In St. Louis, if you can afford $1,800 a month, the cost of that average vacant one-bedroom apartment in San Francisco, you can rent a big house in a tony suburb. It does not appear from the local classifieds that you could pay $1,800 rent in the city even if you wanted to.
We bought a nice old house in a city neighborhood called Dogtown -- owning a house is something I honestly thought I would never do in my life -- for an amount of money that, as far as I know, cannot make you a homeowner in the Bay Area.
Between the time we bought the house and the day we moved, it became a form of pornography for my San Francisco friends to ask me what we paid for the house. They'd hunker themselves up as though they were about to be punched, and say, "OK, tell me what you paid for it. No! Wait!" More hunkering. "OK, now. Go ahead." I'd tell them and they'd go, "OOOOHHHHHHohohoh." One friend shouted, "No!" as her knees actually buckled. She grabbed my shoulders for support. "Do you have any idea what I just paid for my house?" she asked. I did. Not quite five times as much as we paid for ours, for a house half the size (but nice!).
When I called to set up phone service, the operator at Southwestern Bell said, "So you're leaving California for St. Louis weather? I would say that's a bad choice." I laughed and said, "Well, we're leaving the traffic."
"We have traffic here," she said, and I said, "No, you don't," and I was right.
Two St. Louis scenes:
Scene 1: The wife and I are going to a street fair called "A Taste of the Central West End." The Central West End is the neighborhood most like the old hometown to me, the bourgeois bohemian, chichi part of town. There are gay people and interesting restaurants and high prices and a punk rock fashion store, and it's hard to park. But see if you can spot the things that wouldn't have happened in San Francisco in the following sequence. We'll review afterward.
One long block from the central intersection of the street fair, I see a parking space.
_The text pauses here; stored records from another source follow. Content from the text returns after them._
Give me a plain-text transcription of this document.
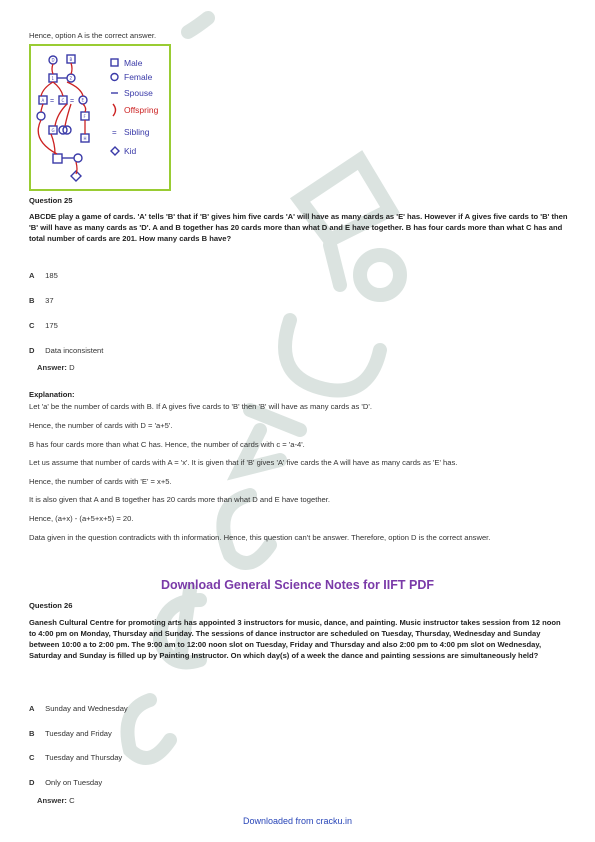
Hence, option A is the correct answer.

= =
D	B
1	2
A	C	E
F
G
H
=
Male
Female
Spouse
Offspring
Sibling
Kid

Question 25

ABCDE play a game of cards. 'A' tells 'B' that if 'B' gives him five cards 'A' will have as many cards as 'E' has. However if A gives five cards to 'B' then 'B' will have as many cards as 'D'. A and B together has 20 cards more than what D and E have together. B has four cards more than what C has and total number of cards are 201. How many cards B have?

A 185
B 37
C 175
D Data inconsistent
Answer: D

Explanation:

Let 'a' be the number of cards with B. If A gives five cards to 'B' then 'B' will have as many cards as 'D'.

Hence, the number of cards with D = 'a+5'.

B has four cards more than what C has. Hence, the number of cards with c = 'a-4'.

Let us assume that number of cards with A = 'x'. It is given that if 'B' gives 'A' five cards the A will have as many cards as 'E' has.

Hence, the number of cards with 'E' = x+5.

It is also given that A and B together has 20 cards more than what D and E have together.

Hence, (a+x) - (a+5+x+5) = 20.

Data given in the question contradicts with th information. Hence, this question can't be answer. Therefore, option D is the correct answer.

Download General Science Notes for IIFT PDF

Question 26

Ganesh Cultural Centre for promoting arts has appointed 3 instructors for music, dance, and painting. Music instructor takes session from 12 noon to 4:00 pm on Monday, Thursday and Sunday. The sessions of dance instructor are scheduled on Tuesday, Thursday, Wednesday and Sunday between 10:00 a to 2:00 pm. The 9:00 am to 12:00 noon slot on Tuesday, Friday and Thursday and also 2:00 pm to 4:00 pm slot on Wednesday, Saturday and Sunday is filled up by Painting Instructor. On which day(s) of a week the dance and painting sessions are simultaneously held?

A Sunday and Wednesday
B Tuesday and Friday
C Tuesday and Thursday
D Only on Tuesday
Answer: C
Downloaded from cracku.in
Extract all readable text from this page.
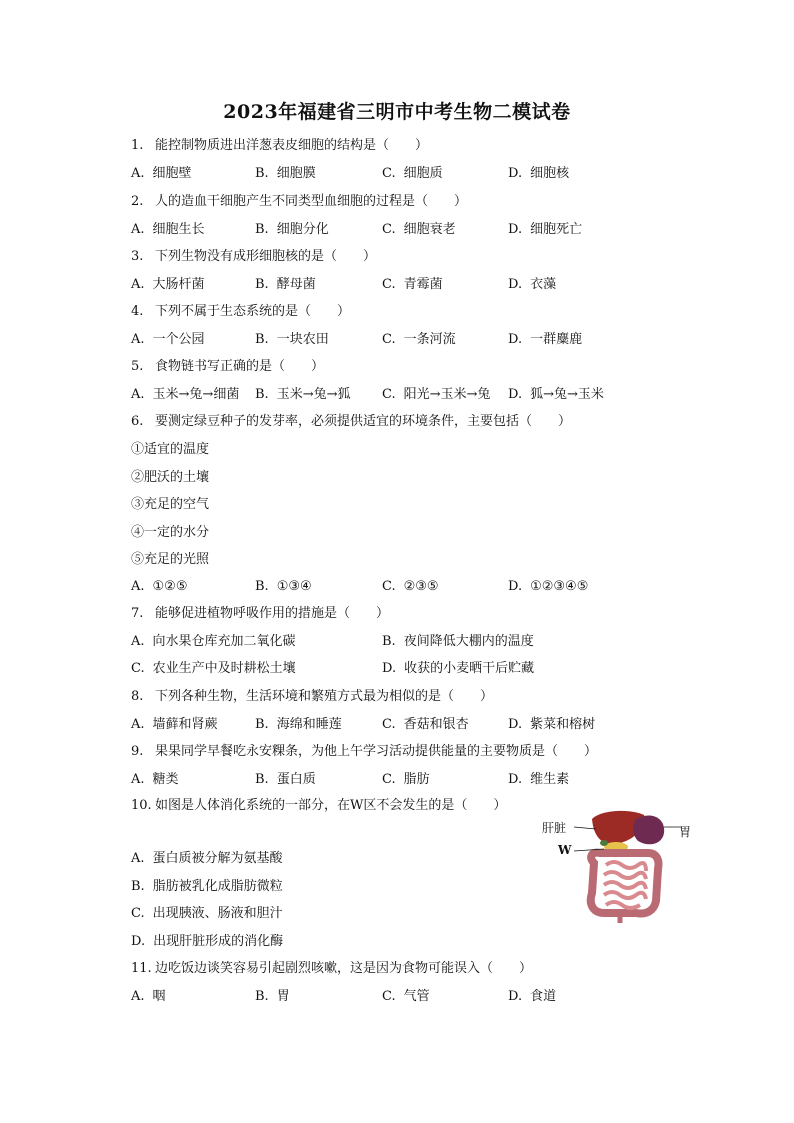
2023年福建省三明市中考生物二模试卷
1. 能控制物质进出洋葱表皮细胞的结构是（　　）
A. 细胞壁	B. 细胞膜	C. 细胞质	D. 细胞核
2. 人的造血干细胞产生不同类型血细胞的过程是（　　）
A. 细胞生长	B. 细胞分化	C. 细胞衰老	D. 细胞死亡
3. 下列生物没有成形细胞核的是（　　）
A. 大肠杆菌	B. 酵母菌	C. 青霉菌	D. 衣藻
4. 下列不属于生态系统的是（　　）
A. 一个公园	B. 一块农田	C. 一条河流	D. 一群麋鹿
5. 食物链书写正确的是（　　）
A. 玉米→兔→细菌 B. 玉米→兔→狐 C. 阳光→玉米→兔 D. 狐→兔→玉米
6. 要测定绿豆种子的发芽率，必须提供适宜的环境条件，主要包括（　　）
①适宜的温度
②肥沃的土壤
③充足的空气
④一定的水分
⑤充足的光照
A. ①②⑤	B. ①③④	C. ②③⑤	D. ①②③④⑤
7. 能够促进植物呼吸作用的措施是（　　）
A. 向水果仓库充加二氧化碳	B. 夜间降低大棚内的温度
C. 农业生产中及时耕松土壤	D. 收获的小麦晒干后贮藏
8. 下列各种生物，生活环境和繁殖方式最为相似的是（　　）
A. 墙藓和肾蕨	B. 海绵和睡莲	C. 香菇和银杏	D. 紫菜和榕树
9. 果果同学早餐吃永安粿条，为他上午学习活动提供能量的主要物质是（　　）
A. 糖类	B. 蛋白质	C. 脂肪	D. 维生素
10. 如图是人体消化系统的一部分，在W区不会发生的是（　　）
A. 蛋白质被分解为氨基酸
B. 脂肪被乳化成脂肪微粒
C. 出现胰液、肠液和胆汁
D. 出现肝脏形成的消化酶
11. 边吃饭边谈笑容易引起剧烈咳嗽，这是因为食物可能误入（　　）
A. 咽	B. 胃	C. 气管	D. 食道
肝脏	胃
W
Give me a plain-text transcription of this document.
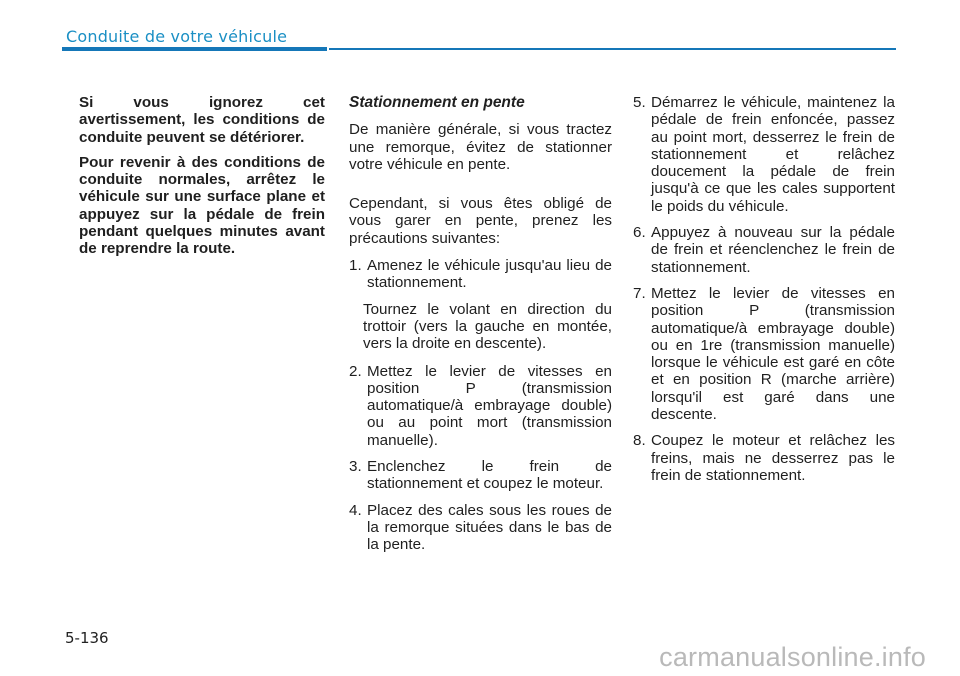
Conduite de votre véhicule

Si vous ignorez cet avertissement, les conditions de conduite peuvent se détériorer.

Pour revenir à des conditions de conduite normales, arrêtez le véhicule sur une surface plane et appuyez sur la pédale de frein pendant quelques minutes avant de reprendre la route.

Stationnement en pente

De manière générale, si vous tractez une remorque, évitez de stationner votre véhicule en pente.

Cependant, si vous êtes obligé de vous garer en pente, prenez les précautions suivantes:

1. Amenez le véhicule jusqu'au lieu de stationnement.

Tournez le volant en direction du trottoir (vers la gauche en montée, vers la droite en descente).

2. Mettez le levier de vitesses en position P (transmission automatique/à embrayage double) ou au point mort (transmission manuelle).
3. Enclenchez le frein de stationnement et coupez le moteur.
4. Placez des cales sous les roues de la remorque situées dans le bas de la pente.
5. Démarrez le véhicule, maintenez la pédale de frein enfoncée, passez au point mort, desserrez le frein de stationnement et relâchez doucement la pédale de frein jusqu'à ce que les cales supportent le poids du véhicule.
6. Appuyez à nouveau sur la pédale de frein et réenclenchez le frein de stationnement.
7. Mettez le levier de vitesses en position P (transmission automatique/à embrayage double) ou en 1re (transmission manuelle) lorsque le véhicule est garé en côte et en position R (marche arrière) lorsqu'il est garé dans une descente.
8. Coupez le moteur et relâchez les freins, mais ne desserrez pas le frein de stationnement.
5-136
carmanualsonline.info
I make a quick U-turn to get to it, and as I approach it I notice a man getting into a car just behind the open space. I decide to sit and wait for him to pull out, and then just front my way into the two-space hole when he leaves. After a moment, just as he's starting to pull away, I realize that I'd been mistaken. There's a car between the open space and the leaving man, so, deciding to just grab the open space, I pull forward. As I begin to roll away the man quickly lowers his window and yells, "You can park here! You can park!"
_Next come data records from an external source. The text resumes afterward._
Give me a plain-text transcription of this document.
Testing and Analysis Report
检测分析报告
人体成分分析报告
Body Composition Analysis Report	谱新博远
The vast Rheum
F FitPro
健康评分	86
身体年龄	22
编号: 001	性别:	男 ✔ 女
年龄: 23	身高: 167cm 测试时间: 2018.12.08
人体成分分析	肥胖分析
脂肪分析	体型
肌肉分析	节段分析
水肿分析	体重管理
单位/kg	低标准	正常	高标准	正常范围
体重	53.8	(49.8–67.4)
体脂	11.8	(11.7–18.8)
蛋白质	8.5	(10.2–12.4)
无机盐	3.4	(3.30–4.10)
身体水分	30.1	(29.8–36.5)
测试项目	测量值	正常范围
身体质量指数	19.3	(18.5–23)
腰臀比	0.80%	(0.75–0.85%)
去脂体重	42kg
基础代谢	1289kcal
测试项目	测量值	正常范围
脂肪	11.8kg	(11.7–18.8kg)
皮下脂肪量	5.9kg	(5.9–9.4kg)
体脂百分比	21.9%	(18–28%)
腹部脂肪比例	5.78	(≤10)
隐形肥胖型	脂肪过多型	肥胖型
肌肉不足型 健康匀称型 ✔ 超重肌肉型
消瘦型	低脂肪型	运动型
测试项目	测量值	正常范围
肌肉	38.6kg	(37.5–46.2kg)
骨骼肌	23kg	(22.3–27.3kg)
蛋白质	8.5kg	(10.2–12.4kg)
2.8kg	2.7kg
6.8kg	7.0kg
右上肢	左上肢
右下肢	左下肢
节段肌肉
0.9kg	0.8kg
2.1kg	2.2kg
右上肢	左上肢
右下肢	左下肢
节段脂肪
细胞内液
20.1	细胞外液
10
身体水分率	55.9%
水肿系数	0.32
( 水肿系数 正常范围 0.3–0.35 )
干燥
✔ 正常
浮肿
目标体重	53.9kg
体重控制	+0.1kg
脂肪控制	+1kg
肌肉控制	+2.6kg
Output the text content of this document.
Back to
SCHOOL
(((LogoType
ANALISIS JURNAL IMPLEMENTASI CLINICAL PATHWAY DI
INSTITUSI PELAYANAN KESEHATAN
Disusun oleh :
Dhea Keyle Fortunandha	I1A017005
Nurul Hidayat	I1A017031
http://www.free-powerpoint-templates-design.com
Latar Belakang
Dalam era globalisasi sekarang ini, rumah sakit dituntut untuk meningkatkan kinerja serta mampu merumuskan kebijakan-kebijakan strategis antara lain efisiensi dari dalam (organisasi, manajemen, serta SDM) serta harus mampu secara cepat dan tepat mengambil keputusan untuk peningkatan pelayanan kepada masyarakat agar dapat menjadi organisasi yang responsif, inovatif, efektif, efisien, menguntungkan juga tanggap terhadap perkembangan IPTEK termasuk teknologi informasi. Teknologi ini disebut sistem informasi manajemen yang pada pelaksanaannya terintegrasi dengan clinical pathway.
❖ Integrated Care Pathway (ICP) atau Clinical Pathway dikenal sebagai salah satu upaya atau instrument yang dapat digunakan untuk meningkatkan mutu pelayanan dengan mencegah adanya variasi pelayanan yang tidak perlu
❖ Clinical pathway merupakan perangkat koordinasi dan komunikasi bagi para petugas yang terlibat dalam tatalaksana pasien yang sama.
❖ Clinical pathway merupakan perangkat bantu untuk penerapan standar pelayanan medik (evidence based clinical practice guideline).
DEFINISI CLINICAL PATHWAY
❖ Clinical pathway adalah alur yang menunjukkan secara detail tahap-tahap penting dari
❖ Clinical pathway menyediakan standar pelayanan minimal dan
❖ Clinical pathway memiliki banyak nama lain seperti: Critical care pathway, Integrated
Here are the things that wouldn't have happened in San Francisco: 1) I see a parking space one block from where we're going. 2) I have time to make a U-turn without the parking space disappearing. 3) Someone is leaving, thus creating a second parking space. 4) The man takes only a moment before he's ready to leave the parking space. 5) The man thinks that I've concluded that he's not leaving, thus indicating that he's noticed another human being populating the world. 6) The man takes an interest in my situation, trying to tell me the parking space is indeed becoming available.
Scene 2: The wife and I are meeting friends at a popular restaurant in the city's Italian district, the Hill. When we arrive, I walk in to see if our friends are already there. As soon as I walk in the door, the hostess says, "You're looking for Phil, right?" I point at her like the game show host I secretly am and say, "That is incorrect!" She laughs and says, "You're kidding, right?" I say, "No, really. I'm not looking for Phil. I'm looking for the Granicks." She says, "Oh, well, the guy said 'young guy with a goatee,' so I figured it was you."
In St. Louis, you can actually say "young guy with a goatee" and people will accept that as a reasonable description of a person they might then recognize. In San Francisco, saying "young guy with a goatee" is like saying "biped."